Saturday, March 22, 2008

Bond Yields as a Sentiment Gauge

Here's a weekly chart going back to the 2000 lows in the municipal bond market. We're looking at Vanguard's Intermediate-Term Tax-Exempt Fund (VWITX). According to the Vanguard site, the fund is currently yielding 3.67% on bonds with an average maturity of 7.1 years. About 87% of the holdings are rated AAA or AA. When we compare the tax-free yield of 3.67% with the yields offered on taxable certificates of deposit, the muni rate is quite attractive. Nationally, we're seeing average 5 year CD rates of 3.29%, according to Bankrate.

So what we have is one of two things:

1) A pricing anomaly that is a reflection of overblown fears of municipality vulnerability and monoline insurance fragility;

2) An accurate discounting of increased muni defaults in the face of plunging housing values, a weakening economy, reduced tax receipts, etc.

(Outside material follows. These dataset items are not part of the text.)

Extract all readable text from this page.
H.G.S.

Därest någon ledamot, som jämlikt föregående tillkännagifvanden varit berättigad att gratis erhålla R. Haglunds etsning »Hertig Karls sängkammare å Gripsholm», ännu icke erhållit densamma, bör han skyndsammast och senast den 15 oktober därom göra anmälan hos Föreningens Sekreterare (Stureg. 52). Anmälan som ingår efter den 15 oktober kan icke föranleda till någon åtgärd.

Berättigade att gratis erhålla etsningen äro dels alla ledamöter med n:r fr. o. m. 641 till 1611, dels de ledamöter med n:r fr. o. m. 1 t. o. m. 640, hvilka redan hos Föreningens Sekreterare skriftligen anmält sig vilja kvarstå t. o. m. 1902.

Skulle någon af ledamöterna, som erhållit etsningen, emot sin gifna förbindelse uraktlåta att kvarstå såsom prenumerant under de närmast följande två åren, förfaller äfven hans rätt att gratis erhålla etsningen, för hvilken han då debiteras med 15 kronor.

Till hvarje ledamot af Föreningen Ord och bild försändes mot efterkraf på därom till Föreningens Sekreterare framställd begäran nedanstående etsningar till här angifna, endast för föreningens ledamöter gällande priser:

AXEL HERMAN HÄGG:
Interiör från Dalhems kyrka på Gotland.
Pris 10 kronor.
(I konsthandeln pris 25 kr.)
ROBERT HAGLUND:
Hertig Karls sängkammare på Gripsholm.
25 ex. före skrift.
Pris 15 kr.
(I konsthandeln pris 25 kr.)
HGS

When muni rates for VWITX rose over 4% earlier this month, we saw investors snap up the attractive yields. A similar pattern occurred across the other funds I investigated. We remain well above the price lows from early March, though yields remain historically high relative to those available from Treasuries. By way of comparison, the Vanguard Intermediate Term Treasury Fund (VFITX) averages a maturity of six years and is currently yielding 2.79%.

The risk premium built into the munis is also evident among other bonds. For as close to an apples-to-apples comparison, I took a look at Vanguard's Intermediate-Term Investment-Grade Fund (VFICX). It has an average maturity of 7.8 years and over three-quarters of its holdings rated A or above. The most recent posted yield is 4.97%--again notably higher than the yields on Treasuries or bank CDs. It's interesting to note that VFICX is also trading above its recent lows, as yields over 5% found investor interest.

We saw harrowing declines in both munis (VWITX) and investment grade bonds (VFICX) in 2000, reflecting similar fears of default. Those bond markets recovered sharply well in advance of the stock market lows, reflecting reduced fears in the face of Fed easing. We're now getting significant Fed easing and bonds are off their highest yields. That has me looking for evidence of continued confidence among bond investors to see if the Fed's ministrations can help these markets turn the corner now as they did in 2000.

In that sense, these bond markets are excellent sentiment gauges. If the Fed's actions bring stability and confidence to the financial system, these yields should be very attractive and attract continued buying. If, however, we see sustained risk premia and even worsening bond prices in the face of aggressive Fed actions, then we have to look at the real possibility that these are not pricing anomalies and, instead, reflect anticipations of much worse things to come for debt issuers.